From External to Swap Regret 2.0: An Efficient Reduction and Oblivious Adversary for Large Action Spaces
Yuval Dagan, Constantinos Daskalakis, Maxwell Fishelson, Noah Golowich
TL;DR
The paper introduces a novel reduction from swap regret to external regret that does not require a finite action space, enabling no-swap-regret guarantees for broad hypothesis classes. The core construction, TreeSwap, uses a depth-$d$, $M$-ary tree of external-regret learners to bound swap regret by at most $\epsilon + 1/d$ after $T=M^d$ rounds, with per-round cost matching the external-regret oracle. This framework yields near-optimal upper and lower bounds for swap regret in the experts setting and extends to infinite and bandit settings, with tight lower bounds against oblivious and adaptive adversaries. The reduction has broad implications for equilibrium computation, providing efficient query/communication protocols for approximate CE/CCE in normal-form and extensive-form games, and it also yields near-tight bandit swap-regret algorithms.
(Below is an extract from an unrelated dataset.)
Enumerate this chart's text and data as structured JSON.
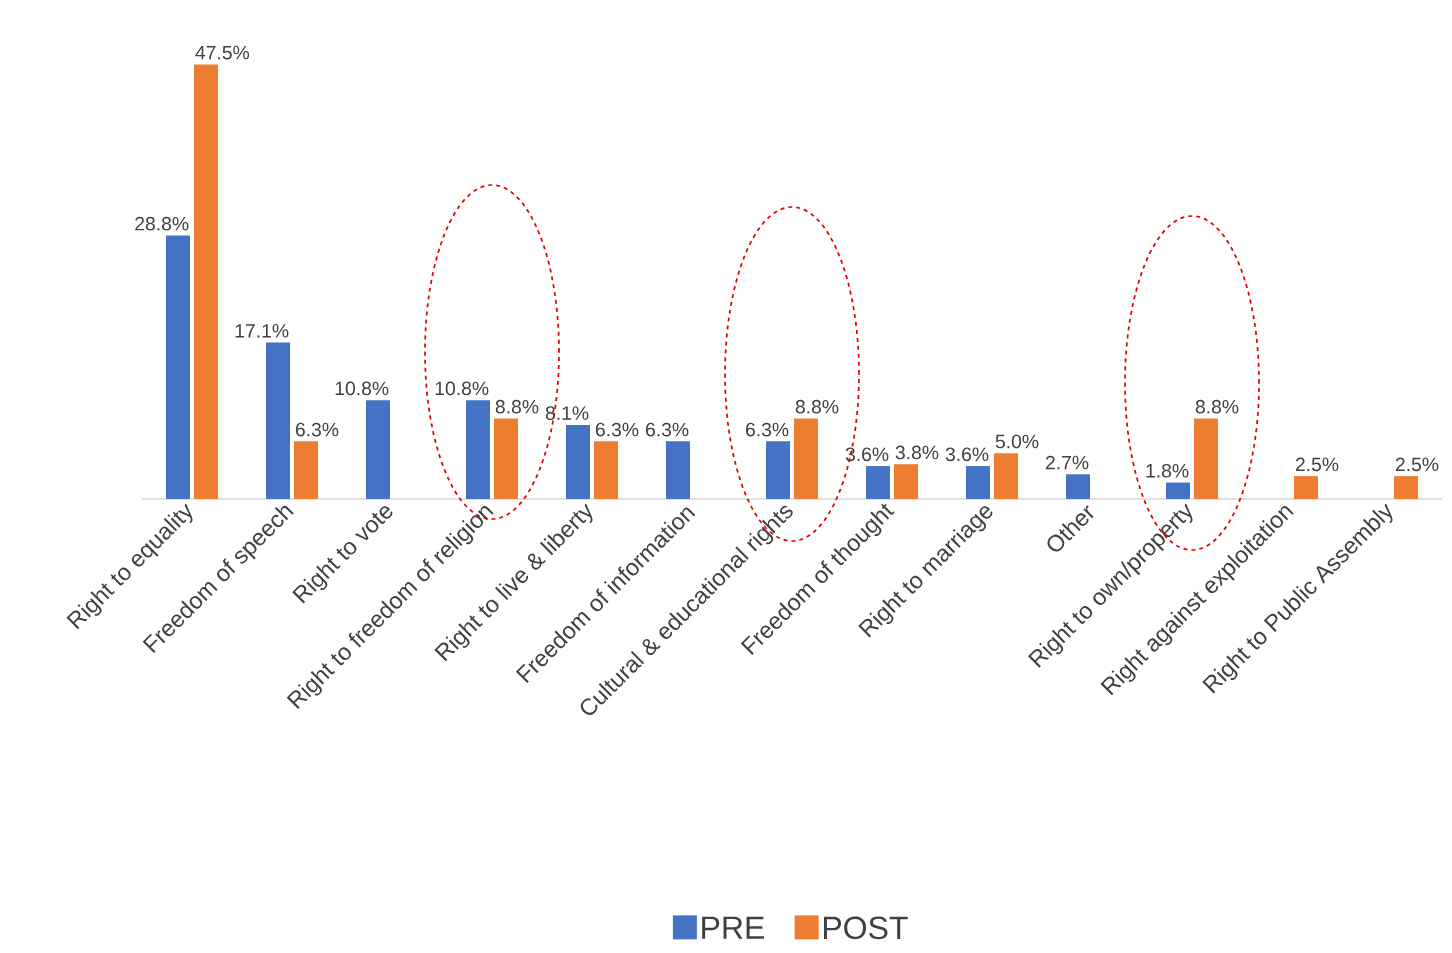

The work also clarifies the role of finite Littlestone dimension and related complexity notions in guaranteeing no-swap-regret learning and the existence of approximate correlated equilibria in broader settings.
Abstract
We provide a novel reduction from swap-regret minimization to external-regret minimization, which improves upon the classical reductions of Blum-Mansour [BM07] and Stolz-Lugosi [SL05] in that it does not require finiteness of the space of actions. We show that, whenever there exists a no-external-regret algorithm for some hypothesis class, there must also exist a no-swap-regret algorithm for that same class. For the problem of learning with expert advice, our result implies that it is possible to guarantee that the swap regret is bounded by ε after $\log(N)^{O(1/ε)}$ rounds and with $O(N)$ per iteration complexity, where $N$ is the number of experts, while the classical reductions of Blum-Mansour and Stolz-Lugosi require $O(N/ε^2)$ rounds and at least $Ω(N^2)$ per iteration complexity. Our result comes with an associated lower bound, which -- in contrast to that in [BM07] -- holds for oblivious and $\ell_1$-constrained adversaries and learners that can employ distributions over experts, showing that the number of rounds must be $\tildeΩ(N/ε^2)$ or exponential in $1/ε$. Our reduction implies that, if no-regret learning is possible in some game, then this game must have approximate correlated equilibria, of arbitrarily good approximation. This strengthens the folklore implication of no-regret learning that approximate coarse correlated equilibria exist. Importantly, it provides a sufficient condition for the existence of correlated equilibrium which vastly extends the requirement that the action set is finite, thus answering a question left open by [DG22; Ass+23]. Moreover, it answers several outstanding questions about equilibrium computation and learning in games.